6 June 2022

Two in three urban Indigenous babies have hearing loss

Clinical Indigenous health

Children should be monitored for otitis media, as this increases the risk of speech, language and behavioural development issues.

Two in three Indigenous babies in urban areas have hearing loss that prevents them from hearing normal voices clearly, a figure that’s just as high as for their rural counterparts.

“[This has] implications for later speech, language and behavioural development,” the authors of the study wrote in the MJA. “Our findings support early monitoring of otitis media and hearing loss in Indigenous children, with prompt referral for audiological assessment as recommended by Australian otitis media guidelines.

“Our findings support early monitoring of otitis media and hearing loss in Indigenous children”

The Perth research looked at the association between otitis media and hearing responses in children under age one, enrolled in the ongoing Djaalinj Waakinj study between 2017 and 2021.

The cohort of 125 babies was offered routine ear-health checks in their homes from two to 18 months of age, a formal hearing assessment in a sound treated room from nine to 12 months to determine hearing responses, and assessment by an audiologist of middle ear effusions to determine if there was no otitis media, probable otitis media or probable Eustachian tube dysfunction.
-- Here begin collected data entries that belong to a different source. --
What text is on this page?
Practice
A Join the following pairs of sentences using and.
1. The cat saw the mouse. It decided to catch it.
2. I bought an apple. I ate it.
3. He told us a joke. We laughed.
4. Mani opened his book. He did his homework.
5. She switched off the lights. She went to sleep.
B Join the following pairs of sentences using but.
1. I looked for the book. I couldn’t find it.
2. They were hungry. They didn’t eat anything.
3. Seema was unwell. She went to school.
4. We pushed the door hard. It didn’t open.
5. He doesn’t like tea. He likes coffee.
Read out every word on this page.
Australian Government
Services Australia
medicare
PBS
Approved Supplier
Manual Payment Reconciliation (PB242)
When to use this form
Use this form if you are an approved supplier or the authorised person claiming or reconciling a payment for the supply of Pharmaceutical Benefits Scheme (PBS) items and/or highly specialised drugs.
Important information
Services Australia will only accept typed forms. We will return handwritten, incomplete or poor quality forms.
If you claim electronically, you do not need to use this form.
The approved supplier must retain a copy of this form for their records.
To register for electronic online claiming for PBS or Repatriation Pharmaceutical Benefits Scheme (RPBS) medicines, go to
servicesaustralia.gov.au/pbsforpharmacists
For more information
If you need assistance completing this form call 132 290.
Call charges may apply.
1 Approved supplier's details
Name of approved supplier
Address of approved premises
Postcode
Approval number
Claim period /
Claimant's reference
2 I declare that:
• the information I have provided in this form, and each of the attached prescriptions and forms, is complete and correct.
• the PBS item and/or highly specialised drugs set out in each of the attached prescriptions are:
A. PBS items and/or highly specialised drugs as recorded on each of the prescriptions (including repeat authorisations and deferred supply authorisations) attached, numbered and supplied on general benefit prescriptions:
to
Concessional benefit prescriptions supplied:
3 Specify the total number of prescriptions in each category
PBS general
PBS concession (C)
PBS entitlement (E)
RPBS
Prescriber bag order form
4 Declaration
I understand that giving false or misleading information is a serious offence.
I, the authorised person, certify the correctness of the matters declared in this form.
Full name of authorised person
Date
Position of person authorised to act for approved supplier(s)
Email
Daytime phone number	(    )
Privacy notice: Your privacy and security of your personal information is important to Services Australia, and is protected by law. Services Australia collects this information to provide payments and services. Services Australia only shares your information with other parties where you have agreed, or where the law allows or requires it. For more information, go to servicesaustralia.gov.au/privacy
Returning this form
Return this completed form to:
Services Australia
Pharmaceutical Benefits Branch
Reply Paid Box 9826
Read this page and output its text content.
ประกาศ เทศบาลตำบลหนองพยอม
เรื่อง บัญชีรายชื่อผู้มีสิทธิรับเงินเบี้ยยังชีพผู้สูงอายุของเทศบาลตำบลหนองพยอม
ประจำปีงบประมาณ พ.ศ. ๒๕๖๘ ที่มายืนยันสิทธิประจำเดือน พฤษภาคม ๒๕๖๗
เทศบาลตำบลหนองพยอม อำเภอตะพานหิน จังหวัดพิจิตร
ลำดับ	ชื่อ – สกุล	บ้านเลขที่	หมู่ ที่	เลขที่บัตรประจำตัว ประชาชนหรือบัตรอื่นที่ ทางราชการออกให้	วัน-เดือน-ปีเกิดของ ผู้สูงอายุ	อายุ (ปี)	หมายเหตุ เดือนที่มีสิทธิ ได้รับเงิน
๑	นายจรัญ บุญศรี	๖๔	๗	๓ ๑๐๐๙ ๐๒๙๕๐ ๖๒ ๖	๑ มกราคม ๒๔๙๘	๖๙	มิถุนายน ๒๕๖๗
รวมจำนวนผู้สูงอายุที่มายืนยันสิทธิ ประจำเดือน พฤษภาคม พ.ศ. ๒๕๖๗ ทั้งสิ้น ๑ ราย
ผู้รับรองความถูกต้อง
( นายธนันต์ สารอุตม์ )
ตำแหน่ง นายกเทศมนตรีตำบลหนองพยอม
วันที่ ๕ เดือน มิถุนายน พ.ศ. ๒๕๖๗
Out of the 67 who completed the formal hearing assessment (41 boys and 26 girls), 69% had some hearing loss: 36% moderate – a hearing response to 41-60dB, and 33% mild – 26-40dB. (Babies without hearing loss respond at 25dB.) This is comparable to previous research of rates of hearing deficiency in Indigenous children in remote communities.

The 35 children with middle-ear infections at the time of testing had poorer hearing responses than those with normal tympanograms (a mean of 40dB versus 30dB).

“Hearing assessments in infants are based on minimum response levels rather than hearing thresholds, which probably explains the apparent mild hearing loss in infants with normal tympanograms. The mean hearing response in these children was nevertheless about 10dB better than in infants with abnormal tympanograms,” the authors explained.

Data collection on hearing loss for Aboriginal and Torres Strait Islander children had previously centred on rural and remote areas, even though most Indigenous people live in cities.

“This project was initiated following a request from urban Aboriginal people who felt the focus on more remote communities often meant urban communities were forgotten,” said the Djaalinj Waakinj study investigators.